Advertisers looking to reach affluent consumers typically have several options, but they’ve always struggled with the limitations of those options. They could buy print advertising in publications claiming to have affluent readership, such as Vogue, The New York Times, or Condé Nast Traveler. They could make TV buys during large events, such as the Super Bowl, hoping that the scale of those events brought a good percentage of affluent viewers. Direct mail presented a slightly more precise tactic, letting marketers send offers to homes in affluent ZIP codes, or to the subscribers of the previously-named publications.
These tactics may hit the target audience, but it was never clear as to how precise they were, or what kind of waste came with making scale buys. Even buying media in outlets aimed strictly at the affluent can result in exposure to aspirational consumers who may not have the purchasing power for a brand’s products or services. Some brands want to reach this audience, but others do not. But none of that mattered, because alternative options typically didn’t exist.
If a marketer’s goal is for 100% of their media dollars to hit an affluent audience, they want as much information about that audience as possible. Of course, there are limitations; marketers don’t have access to consumers’ personal financial information or history. So, while the affluent may have significant estimated income and assets that help marketers identify them, that Personally Identifiable Information (PII) is off limits.
Fortunately for marketers, there have been major advancements in the type of data they can use. One of the best options for segmenting audiences by buying power is estimated financial data, which can give marketers a more precise view of their target audience than is available through other media buying options. Most importantly, this respects consumer privacy and confidentiality by avoiding any use of PII.
The key here is the balance of granularity, predictability and anonymity built into the data. It is possible to use very granular, aggregated yet anonymous, financial information to better understand and reach an affluent audience.

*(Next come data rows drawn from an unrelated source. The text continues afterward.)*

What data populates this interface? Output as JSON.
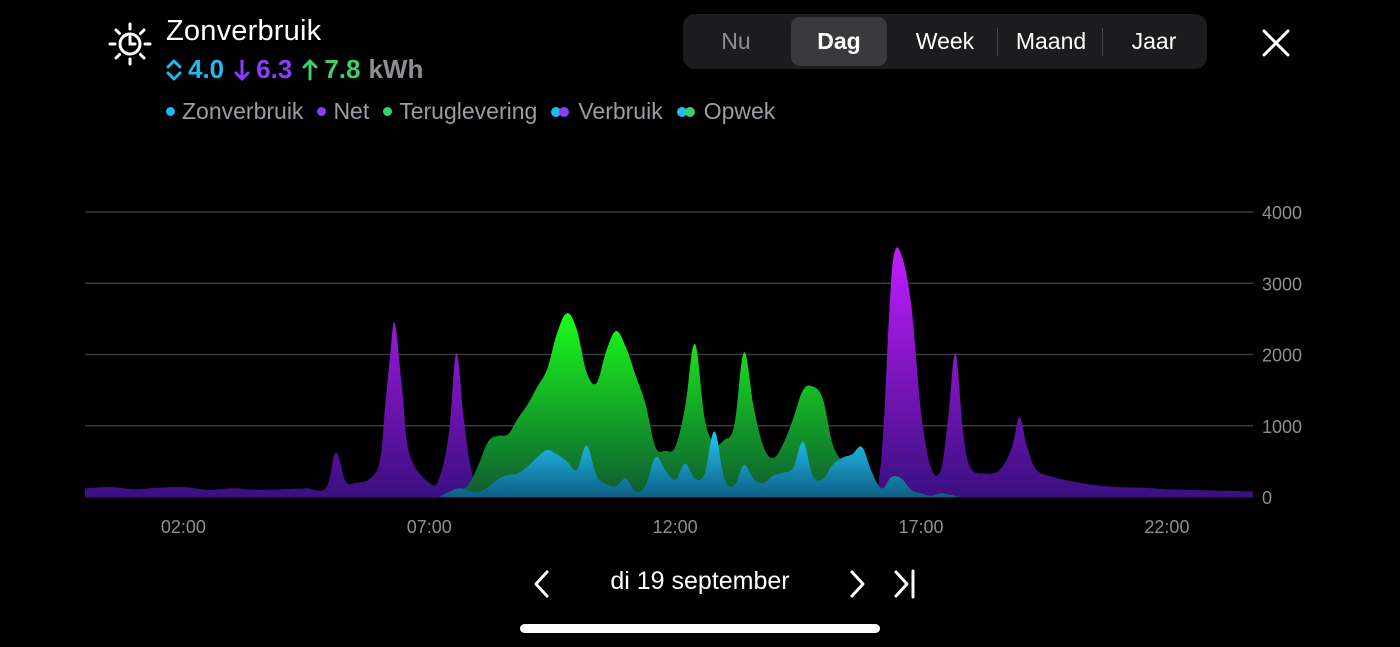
{
  "header": {
    "title": "Zonverbruik",
    "stats": {
      "self": "4.0",
      "grid": "6.3",
      "export": "7.8",
      "unit": "kWh"
    }
  },
  "legend": [
    {
      "label": "Zonverbruik",
      "kind": "dot",
      "colors": [
        "#22b8f0"
      ]
    },
    {
      "label": "Net",
      "kind": "dot",
      "colors": [
        "#8b3dff"
      ]
    },
    {
      "label": "Teruglevering",
      "kind": "dot",
      "colors": [
        "#3ccf6d"
      ]
    },
    {
      "label": "Verbruik",
      "kind": "dual",
      "colors": [
        "#22b8f0",
        "#8b3dff"
      ]
    },
    {
      "label": "Opwek",
      "kind": "dual",
      "colors": [
        "#22b8f0",
        "#3ccf6d"
      ]
    }
  ],
  "period_tabs": [
    "Nu",
    "Dag",
    "Week",
    "Maand",
    "Jaar"
  ],
  "active_tab": "Dag",
  "date_label": "di 19 september",
  "colors": {
    "self": "#22b8f0",
    "grid": "#8b3dff",
    "export": "#3ccf6d",
    "grid_top": "#c21cff",
    "grid_bottom": "#3a0f80",
    "export_top": "#19ff19",
    "export_bottom": "#0f5a32",
    "self_top": "#22c8f5",
    "self_bottom": "#0d5f86"
  },
  "chart_data": {
    "type": "area",
    "ylim": [
      0,
      4000
    ],
    "yticks": [
      "4000",
      "3000",
      "2000",
      "1000",
      "0"
    ],
    "ytick_values": [
      4000,
      3000,
      2000,
      1000,
      0
    ],
    "xticks": [
      "02:00",
      "07:00",
      "12:00",
      "17:00",
      "22:00"
    ],
    "xtick_values": [
      2,
      7,
      12,
      17,
      22
    ],
    "xlim": [
      0,
      23.75
    ],
    "series": [
      {
        "key": "grid",
        "x": [
          0,
          0.5,
          1,
          1.5,
          2,
          2.5,
          3,
          3.5,
          4,
          4.5,
          4.9,
          5.1,
          5.3,
          5.5,
          5.8,
          6,
          6.1,
          6.2,
          6.3,
          6.45,
          6.6,
          7,
          7.2,
          7.4,
          7.55,
          7.7,
          7.85,
          8,
          8.5,
          9,
          9.5,
          10,
          11,
          12,
          13,
          14,
          15,
          15.5,
          16,
          16.2,
          16.35,
          16.45,
          16.6,
          16.8,
          17,
          17.2,
          17.4,
          17.55,
          17.7,
          17.85,
          18,
          18.3,
          18.6,
          18.85,
          19,
          19.15,
          19.35,
          19.7,
          20,
          20.5,
          21,
          21.5,
          22,
          22.5,
          23,
          23.75
        ],
        "y": [
          120,
          140,
          110,
          130,
          140,
          100,
          120,
          100,
          110,
          120,
          130,
          620,
          220,
          200,
          260,
          520,
          1250,
          1950,
          2440,
          1500,
          600,
          200,
          260,
          900,
          2020,
          1100,
          400,
          200,
          100,
          0,
          0,
          0,
          0,
          0,
          0,
          0,
          0,
          0,
          0,
          600,
          2550,
          3400,
          3400,
          2700,
          1200,
          420,
          380,
          1100,
          2020,
          950,
          420,
          330,
          380,
          700,
          1120,
          720,
          380,
          280,
          230,
          170,
          140,
          130,
          110,
          100,
          90,
          80
        ]
      },
      {
        "key": "export",
        "x": [
          7.3,
          7.6,
          7.8,
          8,
          8.2,
          8.4,
          8.6,
          8.8,
          9,
          9.2,
          9.4,
          9.6,
          9.8,
          10,
          10.2,
          10.4,
          10.6,
          10.8,
          11,
          11.2,
          11.4,
          11.6,
          11.8,
          12,
          12.2,
          12.4,
          12.6,
          12.8,
          13,
          13.2,
          13.4,
          13.6,
          13.8,
          14,
          14.2,
          14.4,
          14.6,
          14.8,
          15,
          15.2,
          15.4,
          15.6,
          15.8,
          16,
          16.2,
          16.4
        ],
        "y": [
          20,
          90,
          180,
          450,
          780,
          860,
          880,
          1100,
          1300,
          1550,
          1800,
          2300,
          2580,
          2350,
          1750,
          1600,
          2050,
          2330,
          2100,
          1700,
          1300,
          700,
          650,
          700,
          1250,
          2150,
          1100,
          750,
          800,
          1000,
          2030,
          1250,
          700,
          550,
          750,
          1100,
          1500,
          1550,
          1380,
          750,
          480,
          200,
          100,
          50,
          20,
          0
        ]
      },
      {
        "key": "self",
        "x": [
          7.2,
          7.4,
          7.6,
          7.8,
          8,
          8.2,
          8.4,
          8.6,
          8.8,
          9,
          9.2,
          9.4,
          9.6,
          9.8,
          10,
          10.2,
          10.4,
          10.6,
          10.8,
          11,
          11.2,
          11.4,
          11.6,
          11.8,
          12,
          12.2,
          12.4,
          12.6,
          12.8,
          13,
          13.2,
          13.4,
          13.6,
          13.8,
          14,
          14.2,
          14.4,
          14.6,
          14.8,
          15,
          15.2,
          15.4,
          15.6,
          15.8,
          16,
          16.2,
          16.4,
          16.6,
          16.8,
          17,
          17.2,
          17.4,
          17.6,
          17.8,
          18,
          18.2,
          18.4,
          18.6,
          18.8
        ],
        "y": [
          0,
          70,
          120,
          90,
          70,
          140,
          250,
          310,
          330,
          430,
          560,
          660,
          600,
          500,
          380,
          720,
          300,
          180,
          150,
          260,
          70,
          160,
          560,
          380,
          240,
          470,
          260,
          330,
          920,
          260,
          160,
          450,
          250,
          200,
          300,
          340,
          410,
          770,
          300,
          250,
          450,
          550,
          600,
          700,
          350,
          120,
          280,
          260,
          100,
          50,
          20,
          50,
          30,
          0,
          0,
          0,
          0,
          0,
          0
        ]
      }
    ]
  }
}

While marketers can’t know exactly how much consumers have in their respective bank accounts, they can gain a sense of estimated financial capacity, disposable income, and assets. They can help identify the affluent, mass affluent, and the emerging affluent, and even further segment to focus on subsets within certain income brackets.

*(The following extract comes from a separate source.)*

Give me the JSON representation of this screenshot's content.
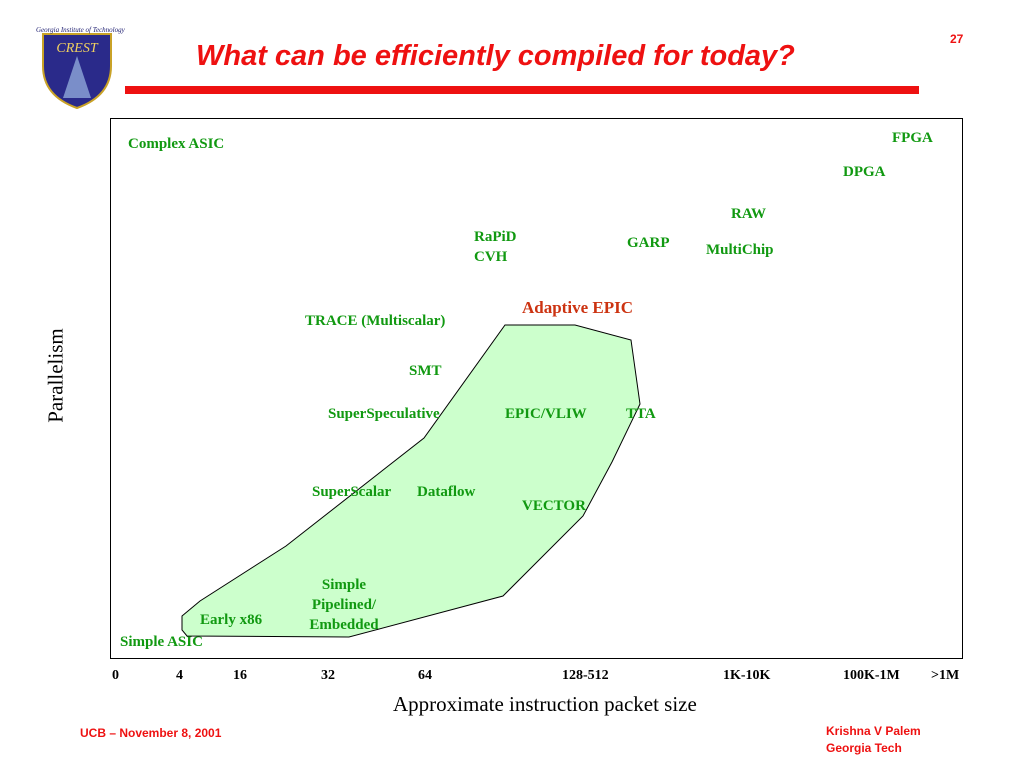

Armed with this information, marketers can not only better reach the affluent, but also adjust their message depending on the type of affluent consumer they want to reach. For example, auto marketers can more effectively pinpoint which audiences are likely qualified to buy a luxury model, then drill down to find out more about which models appeal to which qualified groups. One geographic area or customer segment may have a higher likelihood to buy a hybrid car, while another may be more likely to lease, with little interest in hybrids.
This kind of powerful insight helps make the data actionable. Armed with this type of information, the marketer can better adjust campaign creative for different audiences. By further factoring in additional third party information, they’ll know the places to buy media aimed toward their target audience, rather than simply guessing based on what the media company tells them about their audience.
Today, more effective prospect segmentation and identification that adheres to confidentiality and privacy best practices is possible in our big data era. Marketers looking to approach the affluent have more options than ever when it comes to reaching their desired audience and limiting waste.